Bambang juga mengatakan, selain Tindak Pidana Korupsi Polres Lampung Utara juga berhasil mengungkap Tindak Pidana Pertambangan Mineral dan Batubara dengan mengamankan 6 tersangka.

"Sebanyak enam orang diamankan oleh anggota reskrim Polres Lampung Utara. Mereka diduga tidak memiliki izin dalam pengangkutan batubara dari Tanjung Enim, Sumatera Selatan untuk dibawa ke Cilegon, Banten".  Pada Rabu (12/ 02/ 2020)  jelasnya.


Menurutnya, berkat  informasi dari warga bahwa adanya angkutan batubara yang melintas di wilayah hukum Polres Lampung Utara, kemudian di rumah makan Desa Sukamenanti, Bukit Kemuning, anggota melihat tiga mobil Fuso Merk HINO bermuatan Batu Bara.

"Saat anggota menanyakan perizinannya kepada ketiga sopir mobil, tetapi mereka tidak bisa menunjukan satupun dokumen perizinan." Ungkap Bambang.
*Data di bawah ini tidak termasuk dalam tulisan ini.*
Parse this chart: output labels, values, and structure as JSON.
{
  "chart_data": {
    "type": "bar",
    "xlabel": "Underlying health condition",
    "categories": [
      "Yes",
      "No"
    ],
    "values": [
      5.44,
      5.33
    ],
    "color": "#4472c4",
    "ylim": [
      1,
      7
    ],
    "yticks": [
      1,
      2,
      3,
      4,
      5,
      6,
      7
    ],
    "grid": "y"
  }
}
Lanjutnya, sehingga ketiga supir truk, Indra Darmalis (39) warga Kelurahan Gunung Putri, Bogor.  Jefri Solehan (25) warga Kecamatan Panjang, Bandar Lampung, dan Febridianto (24) warga kelurahan Campang Jaya, Sukabumi, Bandar Lampung diamankan anggota Kepolres Lampung Utara.

"Akhirnya, anggota kemudian melakukan pemeriksaan berkelanjutan dengan mengamankan orang yang menyuruh supir untuk mengangkut batubara yang dikelola oleh Romanasyah Zebua (27) warga Tanjung Enim Selatan, Lawang Kidul, Muara Enim, Sumatera Selatan. Serta Yulian Pradana (24) warga Campang Jaya, Sukabumi, Bandar Lampung". Pungkasnya.